Vietnam's manufacturing sector ends 2016 on strong note
Nikkei manufacturing PMI data for Vietnam, produced by Markit, have painted a generally positive picture during 2016. Moreover, growth is shown to have picked up as the year drew to a close, suggesting that the sector is in a good position heading into 2017.
The headline manufacturing PMI - which measures changes in the health of the sector - registered above the 50.0 no-change mark throughout 2016, peaking at 54.0 in November. The average reading for the final three months of the year was higher than in any of the first three quarters.
Official data showed that manufacturing output rose 4.6% month-on-month during December, with the annual rate of expansion picking up to a three-month high of 21.2%.

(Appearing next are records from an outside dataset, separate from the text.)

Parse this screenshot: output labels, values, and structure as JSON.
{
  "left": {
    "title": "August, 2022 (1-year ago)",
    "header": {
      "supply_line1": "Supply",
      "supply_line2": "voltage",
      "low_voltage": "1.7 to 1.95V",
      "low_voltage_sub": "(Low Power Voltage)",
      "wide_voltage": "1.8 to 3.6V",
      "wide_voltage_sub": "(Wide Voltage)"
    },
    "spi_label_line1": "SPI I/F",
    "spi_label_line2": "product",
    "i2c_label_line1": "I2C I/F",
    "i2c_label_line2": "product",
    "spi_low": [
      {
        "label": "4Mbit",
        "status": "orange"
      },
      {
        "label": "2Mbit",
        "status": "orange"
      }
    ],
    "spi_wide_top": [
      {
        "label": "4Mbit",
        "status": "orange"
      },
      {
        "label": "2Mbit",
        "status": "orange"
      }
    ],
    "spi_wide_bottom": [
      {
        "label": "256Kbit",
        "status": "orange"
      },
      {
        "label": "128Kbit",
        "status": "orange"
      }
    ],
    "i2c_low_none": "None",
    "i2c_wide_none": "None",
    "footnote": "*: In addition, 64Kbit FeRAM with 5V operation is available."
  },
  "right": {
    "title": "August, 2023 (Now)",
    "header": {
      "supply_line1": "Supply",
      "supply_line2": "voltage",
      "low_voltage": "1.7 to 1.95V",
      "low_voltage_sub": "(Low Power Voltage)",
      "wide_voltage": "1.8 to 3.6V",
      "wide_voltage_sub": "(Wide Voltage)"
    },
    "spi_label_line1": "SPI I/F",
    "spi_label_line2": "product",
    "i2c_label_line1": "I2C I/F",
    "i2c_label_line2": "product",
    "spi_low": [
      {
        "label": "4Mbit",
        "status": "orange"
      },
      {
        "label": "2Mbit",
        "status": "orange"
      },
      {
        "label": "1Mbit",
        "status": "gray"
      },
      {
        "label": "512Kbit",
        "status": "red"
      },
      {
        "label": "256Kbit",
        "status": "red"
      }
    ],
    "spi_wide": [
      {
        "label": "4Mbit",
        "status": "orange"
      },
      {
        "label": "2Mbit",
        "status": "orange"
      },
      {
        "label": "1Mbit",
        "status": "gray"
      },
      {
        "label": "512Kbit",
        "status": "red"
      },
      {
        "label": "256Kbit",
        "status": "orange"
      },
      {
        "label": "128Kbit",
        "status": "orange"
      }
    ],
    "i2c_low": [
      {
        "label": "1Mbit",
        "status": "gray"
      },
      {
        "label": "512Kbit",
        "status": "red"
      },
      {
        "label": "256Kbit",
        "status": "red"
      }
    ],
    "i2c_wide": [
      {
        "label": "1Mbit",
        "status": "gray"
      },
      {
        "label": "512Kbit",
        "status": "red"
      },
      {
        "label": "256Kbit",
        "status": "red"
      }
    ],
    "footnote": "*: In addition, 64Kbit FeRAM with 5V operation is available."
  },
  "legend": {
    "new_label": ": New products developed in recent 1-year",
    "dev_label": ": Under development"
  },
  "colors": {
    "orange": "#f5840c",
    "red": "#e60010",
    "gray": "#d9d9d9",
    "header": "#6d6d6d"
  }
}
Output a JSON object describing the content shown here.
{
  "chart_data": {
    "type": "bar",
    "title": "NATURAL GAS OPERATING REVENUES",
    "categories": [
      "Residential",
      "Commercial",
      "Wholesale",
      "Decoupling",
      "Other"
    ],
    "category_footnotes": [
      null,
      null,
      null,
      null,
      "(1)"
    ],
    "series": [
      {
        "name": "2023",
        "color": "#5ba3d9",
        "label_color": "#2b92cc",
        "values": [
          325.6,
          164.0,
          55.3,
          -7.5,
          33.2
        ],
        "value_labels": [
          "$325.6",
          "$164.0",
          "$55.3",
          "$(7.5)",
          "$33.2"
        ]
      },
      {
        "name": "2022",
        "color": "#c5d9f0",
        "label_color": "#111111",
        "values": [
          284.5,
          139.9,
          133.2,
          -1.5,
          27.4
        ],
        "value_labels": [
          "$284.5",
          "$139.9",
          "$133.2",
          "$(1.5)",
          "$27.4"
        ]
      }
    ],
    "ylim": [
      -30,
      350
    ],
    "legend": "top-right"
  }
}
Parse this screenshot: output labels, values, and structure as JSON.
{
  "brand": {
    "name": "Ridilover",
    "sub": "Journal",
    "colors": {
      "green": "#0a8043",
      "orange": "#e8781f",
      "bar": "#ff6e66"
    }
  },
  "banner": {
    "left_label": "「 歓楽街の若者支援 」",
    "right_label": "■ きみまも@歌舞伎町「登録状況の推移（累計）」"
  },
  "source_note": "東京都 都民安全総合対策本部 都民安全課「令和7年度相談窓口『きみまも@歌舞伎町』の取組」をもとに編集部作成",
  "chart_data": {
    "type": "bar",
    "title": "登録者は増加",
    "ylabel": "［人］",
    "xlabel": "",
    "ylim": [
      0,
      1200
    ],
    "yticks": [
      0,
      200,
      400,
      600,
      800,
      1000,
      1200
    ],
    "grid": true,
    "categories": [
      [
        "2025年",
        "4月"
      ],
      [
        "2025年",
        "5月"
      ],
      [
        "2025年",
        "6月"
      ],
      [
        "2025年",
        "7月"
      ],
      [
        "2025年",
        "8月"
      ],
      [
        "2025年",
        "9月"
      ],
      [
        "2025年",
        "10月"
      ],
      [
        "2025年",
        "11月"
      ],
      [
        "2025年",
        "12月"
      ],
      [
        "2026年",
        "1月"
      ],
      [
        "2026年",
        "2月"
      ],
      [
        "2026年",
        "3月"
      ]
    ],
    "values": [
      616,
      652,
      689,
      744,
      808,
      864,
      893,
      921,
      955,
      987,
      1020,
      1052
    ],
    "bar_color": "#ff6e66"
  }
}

Manufacturing PMI Output Index v Official data
Central to the improvements in the manufacturing sector in 2016 was the ability of firms to secure new orders. New business increased for the thirteenth successive month in December, and at a solid pace. The rate of expansion had shown signs of picking up earlier in the year before easing back, so firms will hope that momentum can be maintained heading into 2017. Vietnamese manufacturers continued to have success in international markets, with growth of new export orders quickening for the second month running at the end of 2016.
Competitiveness key to export wins
The competitiveness of firms in Vietnam is one of the factors helping them to secure new business. Selling prices decreased through much of the first half of 2016, although there have been signs in recent months of charges being raised in response to higher input costs. The return of inflationary pressures has been particularly evident in the past two months. Cost inflation hit a two-and-a-half year high in November and slowed only marginally in December.
Manufacturers mentioned oil-related products in particular as having increased in price, a marked turnaround from the start of the year when the oil price was exerting downwards pressure on costs. In line with these trends, official data on consumer prices pointed to inflation picking up to 4.7% year-on-year in December, the strongest pace since July 2014.
Growth set to improve in 2017
Several of the PMI sub-indices provide optimism that the sector will perform well at the start of 2017. Staffing levels have risen continuously over the past nine months, while stock-building was a feature of the survey in the final quarter. Stocks of purchases rose at the sharpest pace in the survey's history in October, while the rate of accumulation in stocks of finished goods was at an 18-month high in November. Firms have reported increasing inventories, not just in response to current workloads, but also as part of efforts to build stock reserves in anticipation of further growth in future.
IHS Markit forecasts a rise in GDP of 6.3% in 2017, which would represent a slight acceleration from the increase of 6.2% recorded in 2016 and see Vietnam maintain one of the strongest GDP growth rates globally.
PMI Inventory Indices
TPP deal set to fail
One exception to the generally positive picture is the probable cancellation of the Trans-Pacific Partnership (TPP) trade agreement by the United States under President Trump. We had noted in the past that Vietnam was set to be one of the key beneficiaries of the deal, but with the largest economy pulling out of proceedings the TPP is effectively dead. This means that Vietnamese firms won't see the longer-term benefits of tariff-free trade with the US in areas such as textiles and clothing, a major export industry.
Despite this setback, the near-term outlook for Vietnam remains positive. The PMI data will continue to be an important indicator in showing how the manufacturing sector performs during 2017. The January PMI data are set for release on February 2nd.